More entries on White Tapes stuff forthcoming.

CORRECTION MAY 12: Ok, thanks to the benevolent stranger in the comments box, I learned that Hands is actually Hands To, aka Jeph Jerman. I think maybe Russ told me this but I forgot it. Whoops. And Nick from Ones plays the sweet guitar, so that’s good to know.

Wooden Wand & the Vanishing Voice, Supplication Jam (Chrondritic Sound) 3″CD

WWVV as they are known for brevity’s sake are a part-Brooklyn, part-Knoxville jam unit who bring the psychedelic cosmic debris for ya dome in a heavy way here. Supplication Jam (For Greh) is made up of some serious noises, starting with some straight-outta-Tangiers flute action and going all the way to liquid guitar bonk and bullhorn vocal scrape-age. Don’t look for longevity, though Chrondritic Sound‘s 3″CD is made with shorty playing times in mind. But that’s fine; the petite length in time is perfect for a taste of WWVV’s head medicine.

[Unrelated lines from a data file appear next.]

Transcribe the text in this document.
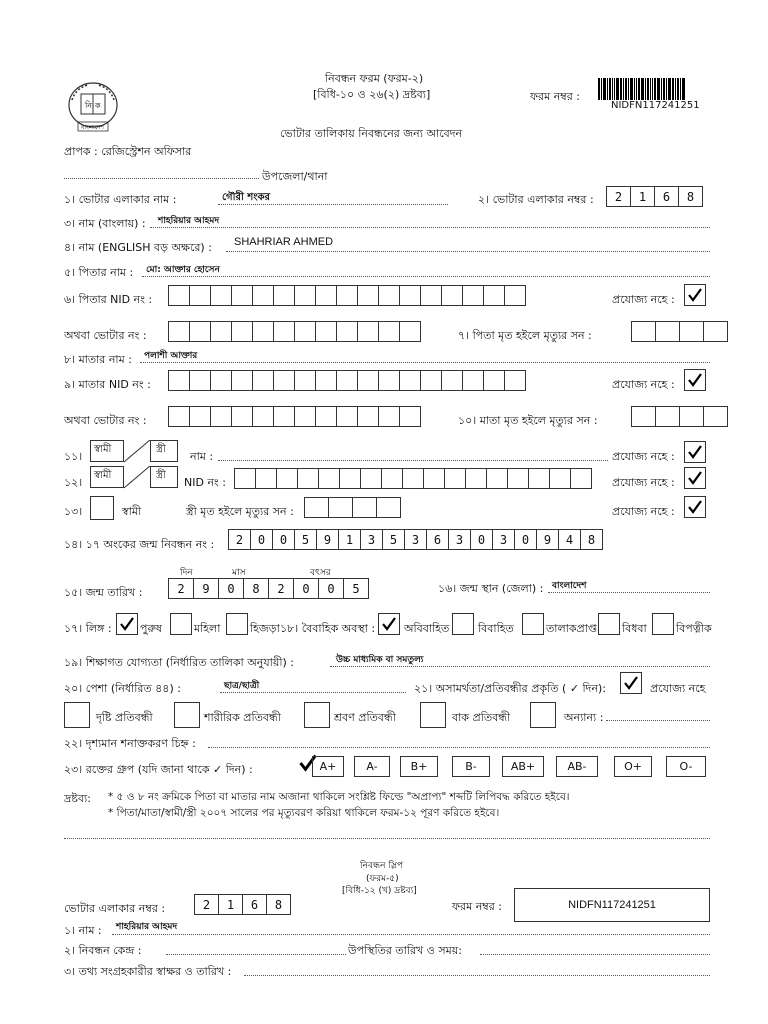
নি ক
বাংলাদেশ
নিবন্ধন ফরম (ফরম-২)
[বিধি-১০ ও ২৬(২) দ্রষ্টব্য]	ফরম নম্বর :
NIDFN117241251
ভোটার তালিকায় নিবন্ধনের জন্য আবেদন
প্রাপক : রেজিস্ট্রেশন অফিসার
উপজেলা/থানা
১। ভোটার এলাকার নাম :	গৌরী শংকর	২। ভোটার এলাকার নম্বর :	2	1	6	8
৩। নাম (বাংলায়) : শাহরিয়ার আহমদ
৪। নাম (ENGLISH বড় অক্ষরে) : SHAHRIAR AHMED
৫। পিতার নাম : মো: আক্তার হোসেন
৬। পিতার NID নং :	প্রযোজ্য নহে :
অথবা ভোটার নং :	৭। পিতা মৃত হইলে মৃত্যুর সন :
৮। মাতার নাম : পলাশী আক্তার
৯। মাতার NID নং :	প্রযোজ্য নহে :
অথবা ভোটার নং :	১০। মাতা মৃত হইলে মৃত্যুর সন :
১১।
স্বামী	স্ত্রী
নাম :	প্রযোজ্য নহে :
১২।
স্বামী	স্ত্রী
NID নং :	প্রযোজ্য নহে :
১৩।	স্বামী	স্ত্রী মৃত হইলে মৃত্যুর সন :	প্রযোজ্য নহে :
১৪। ১৭ অংকের জন্ম নিবন্ধন নং :	2	0	0	5	9	1	3	5	3	6	3	0	3	0	9	4	8
দিন	মাস	বৎসর
১৫। জন্ম তারিখ :	2	9	0	8	2	0	0	5	১৬। জন্ম স্থান (জেলা) : বাংলাদেশ
১৭। লিঙ্গ :	পুরুষ	মহিলা	হিজড়া ১৮। বৈবাহিক অবস্থা :	অবিবাহিত	বিবাহিত	তালাকপ্রাপ্ত বিধবা	বিপত্নীক
১৯। শিক্ষাগত যোগ্যতা (নির্ধারিত তালিকা অনুযায়ী) :	উচ্চ মাধ্যমিক বা সমতুল্য
২০। পেশা (নির্ধারিত ৪৪) :	ছাত্র/ছাত্রী	২১। অসামর্থতা/প্রতিবন্ধীর প্রকৃতি ( ✓ দিন):	প্রযোজ্য নহে
দৃষ্টি প্রতিবন্ধী	শারীরিক প্রতিবন্ধী	শ্রবণ প্রতিবন্ধী	বাক প্রতিবন্ধী	অন্যান্য :
২২। দৃশ্যমান শনাক্তকরণ চিহ্ন :
২৩। রক্তের গ্রুপ (যদি জানা থাকে ✓ দিন) :	A+	A-	B+	B-	AB+	AB-	O+	O-
দ্রষ্টব্য: * ৫ ও ৮ নং ক্রমিকে পিতা বা মাতার নাম অজানা থাকিলে সংশ্লিষ্ট ফিল্ডে "অপ্রাপ্য" শব্দটি লিপিবদ্ধ করিতে হইবে।
* পিতা/মাতা/স্বামী/স্ত্রী ২০০৭ সালের পর মৃত্যুবরণ করিয়া থাকিলে ফরম-১২ পূরণ করিতে হইবে।
নিবন্ধন স্লিপ
(ফরম-৫)
[বিধি-১২ (খ) দ্রষ্টব্য]
ভোটার এলাকার নম্বর :	2	1	6	8	ফরম নম্বর :	NIDFN117241251
১। নাম : শাহরিয়ার আহমদ
২। নিবন্ধন কেন্দ্র :	উপস্থিতির তারিখ ও সময়:
৩। তথ্য সংগ্রহকারীর স্বাক্ষর ও তারিখ :
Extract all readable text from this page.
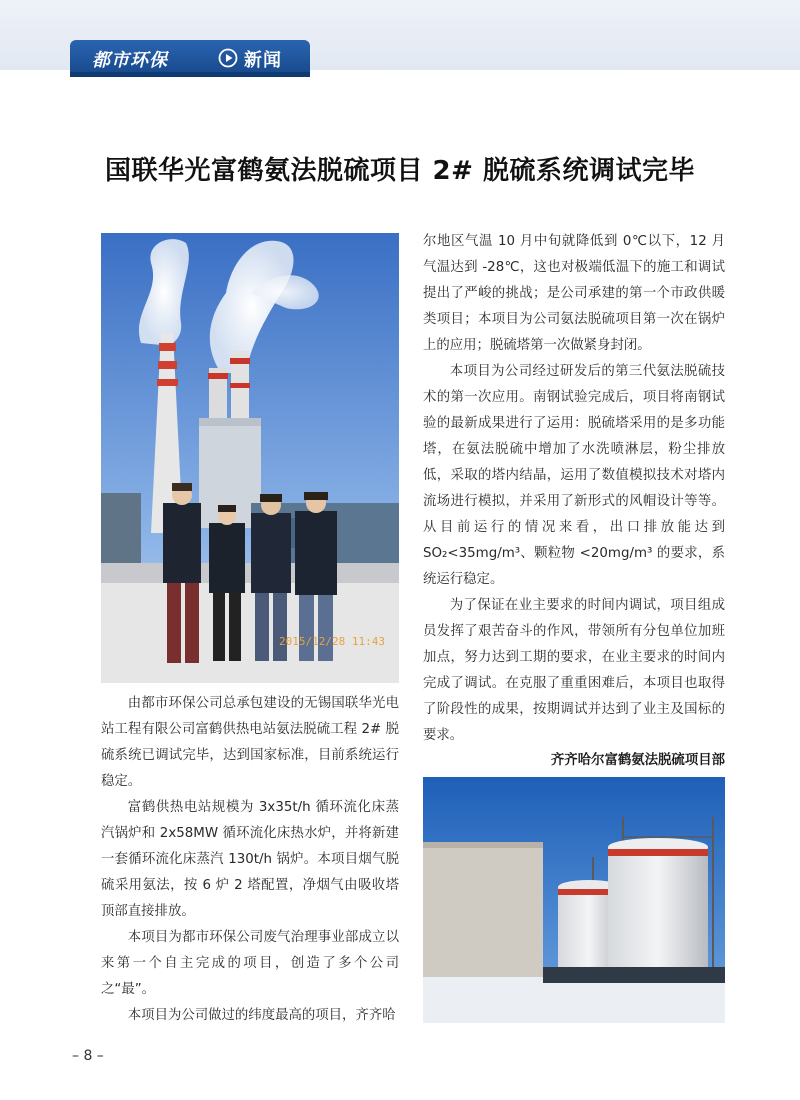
都市环保	新闻
国联华光富鹤氨法脱硫项目 2# 脱硫系统调试完毕
2015/12/28 11:43

由都市环保公司总承包建设的无锡国联华光电站工程有限公司富鹤供热电站氨法脱硫工程 2# 脱硫系统已调试完毕，达到国家标准，目前系统运行稳定。

富鹤供热电站规模为 3x35t/h 循环流化床蒸汽锅炉和 2x58MW 循环流化床热水炉，并将新建一套循环流化床蒸汽 130t/h 锅炉。本项目烟气脱硫采用氨法，按 6 炉 2 塔配置，净烟气由吸收塔顶部直接排放。

本项目为都市环保公司废气治理事业部成立以来第一个自主完成的项目，创造了多个公司之“最”。

本项目为公司做过的纬度最高的项目，齐齐哈

尔地区气温 10 月中旬就降低到 0℃以下，12 月气温达到 -28℃，这也对极端低温下的施工和调试提出了严峻的挑战；是公司承建的第一个市政供暖类项目；本项目为公司氨法脱硫项目第一次在锅炉上的应用；脱硫塔第一次做紧身封闭。

本项目为公司经过研发后的第三代氨法脱硫技术的第一次应用。南钢试验完成后，项目将南钢试验的最新成果进行了运用：脱硫塔采用的是多功能塔，在氨法脱硫中增加了水洗喷淋层，粉尘排放低，采取的塔内结晶，运用了数值模拟技术对塔内流场进行模拟，并采用了新形式的风帽设计等等。从目前运行的情况来看，出口排放能达到 SO₂<35mg/m³、颗粒物 <20mg/m³ 的要求，系统运行稳定。

为了保证在业主要求的时间内调试，项目组成员发挥了艰苦奋斗的作风，带领所有分包单位加班加点，努力达到工期的要求，在业主要求的时间内完成了调试。在克服了重重困难后，本项目也取得了阶段性的成果，按期调试并达到了业主及国标的要求。

齐齐哈尔富鹤氨法脱硫项目部
– 8 –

FULL DISCLOSURE: James and Jessica from WWVV are real nice folx, and I booked a Hive Mind (Greh) show once.

FROG EYES, THE FOLDED PALM (ABSOLUTELY KOSHER) CD

The Victoria, B.C. band Frog Eyes presents listeners with a pretty heavy proposition: can you deal with lead singer Carey Mercer’s absolutely histrionic vocal style long enough to hear the music as a whole, and to grasp what he’s singing? It’s probably a tough job for the average joe, which is not to say it’s not somewhat rewarding. I’m not a huge fan of the narrative, or the meta, or even that much elliptical stuff in rock lyrics anymore. These days I think I just want simplicity. But there’s something about this record by Frog Eyes that makes me re-think my position, even though I’m not poring over the lyric sheet. Carey Mercer’s vocals make this stuff seem pretty damn urgent so maybe he’s not Iggy, but that’s all right. But like any band with their own distinct sense of style, it’s not going to be for everybody.